Missing investments jeopardize energy transition, says IRENA


From pv magazine Germany

Investment barriers are becoming the biggest hurdle to meeting the world's 1.5 C climate target. To achieve this, global investments in the energy transition must quadruple to more than €5 trillion ($5.42 trillion).

This is one of IRENA's main conclusions in the World Energy Transition Outlook, which the agency presented at the Berlin Energy Transition Dialogue this week in Germany.

“Two years ago we said that the window of opportunity was closing,” said IRENA Director-General Francesco La Camera. “Last year we called for a dramatic change in the way we use energy and this year we see no reason for more optimism.”

In 2022, the share of renewable energy in the global electricity mix exceeded the 80% mark.
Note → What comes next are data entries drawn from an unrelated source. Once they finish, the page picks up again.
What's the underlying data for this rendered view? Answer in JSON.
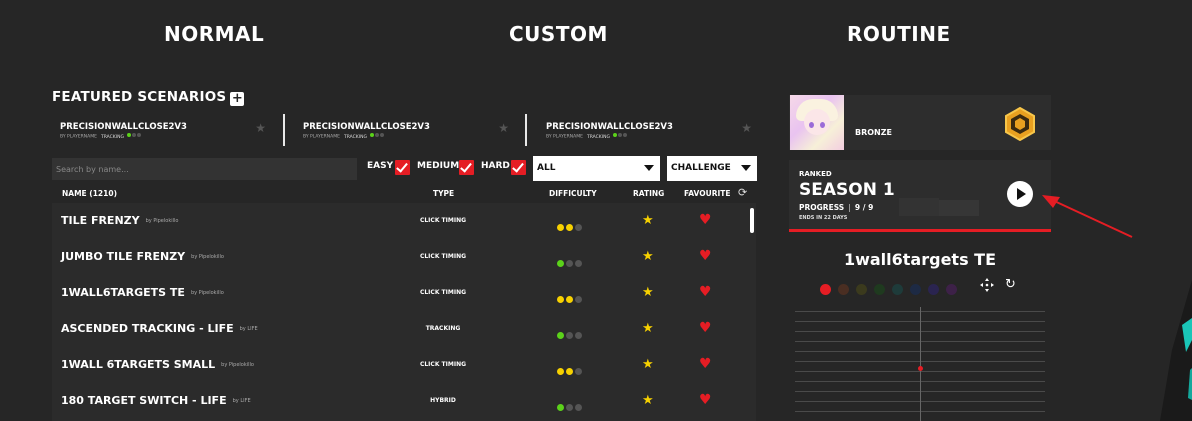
{
  "nav": {
    "normal": "NORMAL",
    "custom": "CUSTOM",
    "routine": "ROUTINE"
  },
  "featured": {
    "title": "FEATURED SCENARIOS",
    "plus_glyph": "+",
    "cards": [
      {
        "name": "PRECISIONWALLCLOSE2V3",
        "by": "BY PLAYERNAME",
        "tag": "TRACKING"
      },
      {
        "name": "PRECISIONWALLCLOSE2V3",
        "by": "BY PLAYERNAME",
        "tag": "TRACKING"
      },
      {
        "name": "PRECISIONWALLCLOSE2V3",
        "by": "BY PLAYERNAME",
        "tag": "TRACKING"
      }
    ]
  },
  "filters": {
    "search_placeholder": "Search by name...",
    "easy": "EASY",
    "medium": "MEDIUM",
    "hard": "HARD",
    "category_value": "ALL",
    "mode_value": "CHALLENGE"
  },
  "table": {
    "headers": {
      "name": "NAME (1210)",
      "type": "TYPE",
      "difficulty": "DIFFICULTY",
      "rating": "RATING",
      "favourite": "FAVOURITE"
    },
    "rows": [
      {
        "name": "TILE FRENZY",
        "by": "by Pipelokillo",
        "type": "CLICK TIMING",
        "difficulty": 2
      },
      {
        "name": "JUMBO TILE FRENZY",
        "by": "by Pipelokillo",
        "type": "CLICK TIMING",
        "difficulty": 1
      },
      {
        "name": "1WALL6TARGETS TE",
        "by": "by Pipelokillo",
        "type": "CLICK TIMING",
        "difficulty": 2
      },
      {
        "name": "ASCENDED TRACKING - LIFE",
        "by": "by LIFE",
        "type": "TRACKING",
        "difficulty": 1
      },
      {
        "name": "1WALL 6TARGETS SMALL",
        "by": "by Pipelokillo",
        "type": "CLICK TIMING",
        "difficulty": 2
      },
      {
        "name": "180 TARGET SWITCH - LIFE",
        "by": "by LIFE",
        "type": "HYBRID",
        "difficulty": 1
      }
    ]
  },
  "profile": {
    "rank": "BRONZE"
  },
  "ranked": {
    "label": "RANKED",
    "season": "SEASON 1",
    "progress_label": "PROGRESS",
    "progress_value": "9 / 9",
    "ends": "ENDS IN 22 DAYS"
  },
  "scenario_preview": {
    "title": "1wall6targets TE",
    "colors": [
      "#e51d24",
      "#4a2e22",
      "#3b3a1d",
      "#1f3a1f",
      "#1e3b3a",
      "#1d2a44",
      "#2a2450",
      "#3d2148"
    ]
  },
  "icons": {
    "star": "★",
    "heart": "♥",
    "refresh": "⟳",
    "reset": "↻"
  }
}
“But that's the only positive graphic I show,” said La Camera during the opening press conference for the Berlin Energy Transition Dialogue, which is held every year at the German Federal Foreign Office in Berlin to bring together policymakers and renewable energy companies from all over the world.

IRENA said the current growth rate is not enough to achieve the goals of the Paris Agreement. By 2030, the share of fossil fuels must be reduced from 79% in 2020 to 60%. To do this, the annual increase in renewable energy would have to be tripled.

It is not just a matter of expanding generation capacity, as all countries must be involved. A major challenge is to address investment inequality. German Foreign Minister Annalena Baerbock also noted such inequalities and said that interest rates for investments in some countries are sometimes four times higher than in Germany.

“That's unfair,” said Baerbock, adding that leading G-7 economies have initiated the establishment of a fund at the World Bank for climate investments.

However, investments in renewable energy need companies and electricity buyers, and not just capital.

“Development must therefore go hand in hand with investment in renewables,” said La Camera.

Kenyan President William Ruto echoed similar sentiments.

“Unlike in Europe, Africa must first increase demand,” Ruto said, noting that Africa has enormous potential with electricity generation from renewable energy and a young population, Europe, on the other hand, cannot cover its energy requirements alone.

Baerbock said the world should not repeat the mistakes of the past, when countries were treated as pure raw material suppliers. She noted the example of lithium mining in Chile. Currently, a large amount of global lithium supplies come from Chile. Baerbock noted that 78% of that output goes to China, which she argued is the opposite of supply chain diversification.

“The decisions we make now will affect hundreds of millions of people over the next 1,000 years,” said German State Secretary Jennifer Morgan.